Angry Brigade

(Grande-Bretagne) (Brigade Furieuse) Groupe extrémiste de gauche à tendance anarchiste actif en Grande-Bretagne entre 1967 et 1971. Au total, le mouvement a commis quelque 25 attentats dont aucun n’a fait de victimes. Cinq protagonistes sont arrêtés et leur procès (30 mai — 6 décembre 1972) est l’un des plus long procès politique de la Grande-Bretagne, mais le cerveau de l’organisation n’a jamais été arrêté. Le groupe a été actif en Allemagne, en Espagne, aux Etats-Unis, en France et en Italie. Après son attentat de 1984 contre une installation électrique, le groupe ne s’était plus manifesté.

Le 27 octobre 1999, l’Angry Brigade revendique une double tentative d’attentat à la bombe à Milan. L’une des bombes était placée Piazza Diaz(1), près du Dôme de Milan, l’autre à proximité d’un commissariat des Carabinieri. Si la réapparition de l’Angry Brigade est surprenante, l’attaque d’objectifs italiens l’est moins. Le 3 mars 1967, un attentat avait déjà été commis à Turin, tandis que le 9 octobre une bombe détruisait l’ltalian Trade Centre à Londres, et en novembre une autre bombe détruisait l’entrée de l’office du tourisme espagnol à Milan. Le 6 novembre 1971, c’est le consulat italien de Bâle (Suisse) qui la cible de l’Angry Brigade, puis l’ambassade britannique de Rome, en représailles de l’incarcération par l’Italie de militants anarchistes.

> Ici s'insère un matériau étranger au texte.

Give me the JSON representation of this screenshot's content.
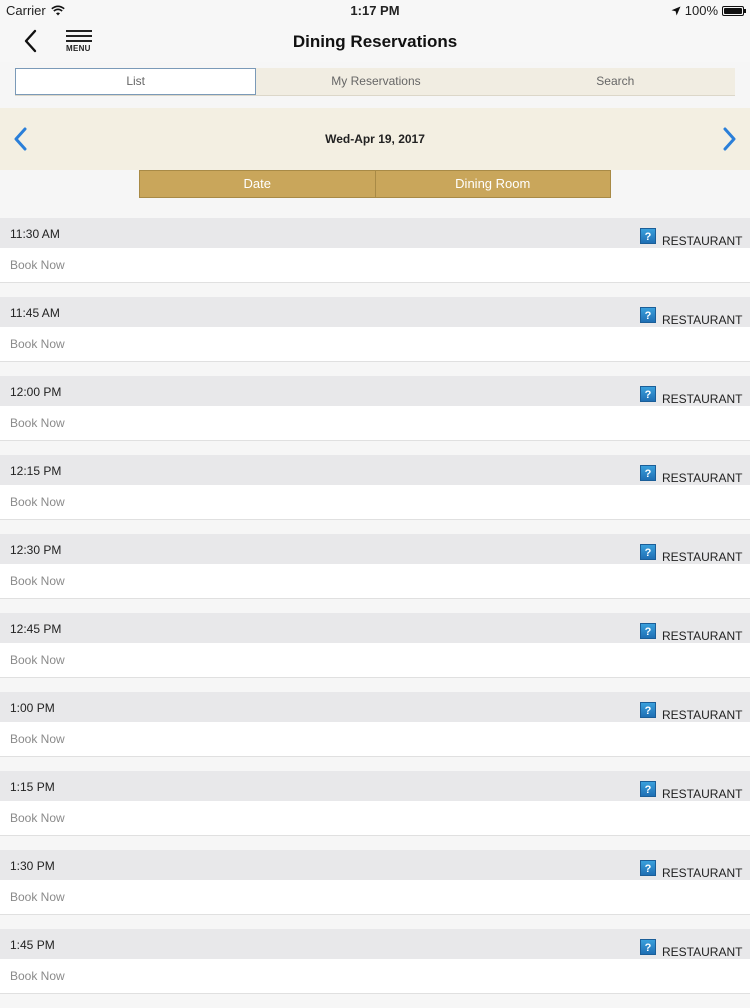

Les attentats de l’Angry Brigade sont à l’origine de la création de l’unité de déminage (Bomb Squad) de la police métropolitaine de Londres, en 1967, qui deviendra par la suite la Branche Anti-Terroriste de la « Met ».

Bibliographie choisie : Vague Tom, Anarchy in the UK: The Angry Brigade, AK Press Book, Londres, mars 1997.

(1)Cette bombe était composée de 250 grammes d’explosif commercial, 2.5 kg de chlorate de potassium une petite bombonne de butagaz, des détonateurs électriques et un réveille-matin. Le système de mise à feu n’a pas fonctionné.